The Christian Agape Feast
The book of Acts describes how the church quickly spread beyond the borders of Judea and into the Roman world, especially through the ministry of the Apostle Paul. By the time he writes to the church in Corinth, Christians are celebrating the Lord’s Supper as part of a communal meal as described in 1 Corinthians 11 (and perhaps mentioned in Jude 12). For these Gentiles, the breaking of the bread and sharing of the cup that memorialized the Lord’s death was still part of a bigger meal, but was separate from the annual Jewish Passover. These meals appear to have have been frequent — perhaps as often as daily (Acts 2:43-47), or at least weekly (Acts 20:7).
Timing of the Agape Feast or Lord’s Supper Through History
We tend to think of Sunday as a “holiday”, like the Jewish Sabbath day, and unless we think about it, assume that first-century Christians met on Sunday morning like we do. But Sunday was a work day for Jews and Gentiles alike. If the church met “on the first day of the week”, it would have been early in the morning or late in the evening (when parishioners were likely to fall asleep and fall out the window — Acts 20:9).

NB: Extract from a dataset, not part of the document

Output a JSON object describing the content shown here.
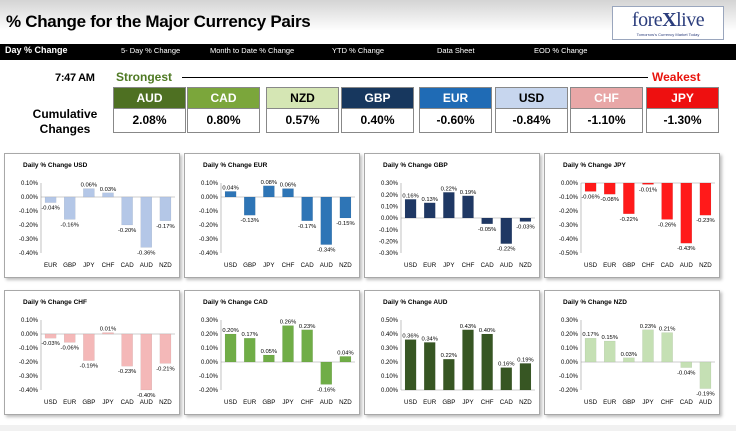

In AD 112, Pliny the Younger describes Christians meeting for a communal meal before dawn, but does not specifically mention any celebration of the Lord’s Supper.
Chapter 14 of the Didache (late 1st or early 2nd century AD) discusses gathering on the Lord’s Day to break bread and give thanks, but the text itself does not explicitly define whether this refers to the Lord’s Supper or a more general meal.
By the 4th century, the communal meal and Lord’s Supper celebrations have been separated, and for the most part, this practice continued to the present.
The Nature of the Elements
From about the 9th to 13th centuries, there is debate about the nature of Christ’s presence in the elements, and the doctrine of transubstantiation is formally defined by the Fourth Lateran Council in 1215.
In the 16th century, Martin Luther emphasized the real presence of Christ “in, with, and under” the elements, rejecting the philosophical explanations of transubstantiation but still affirming Christ’s real presence.
Those of us outside the Catholic and Protestant traditions, meanwhile, continue to see only a symbolic presentation of Christ in the elements, rejecting any suggestion that it is necessary to re-sacrifice Jesus by breaking his body and spilling his blood.
To me this very interestingly breaks down into a question of where in church history you draw the line on the “evolution” of the celebration of the Lord’s Supper. Those of us who reject any form of transubstantiation still practice the ordinance of the Lord’s Supper separate from any larger meal and with a great deal of solemnity and introspection. This places us somewhere between about the 5th and 8th centuries of Christian tradition.
To be completely honest, I’d like to see a return to the local church sharing a weekly, communal meal (a good old fashioned church potluck) during which their comes a point where unleavened bread is broken and shared, followed by a glass of wine (though I personally would prefer either unfermented grape juice or wine that has been diluted with water to reduce its intoxicating effect). This part of the meal could be preceded by and concluded with a prayer before the meal continues. I believe something like that might be more consistent with early church practice, and moves the line further back toward the original practice of the church.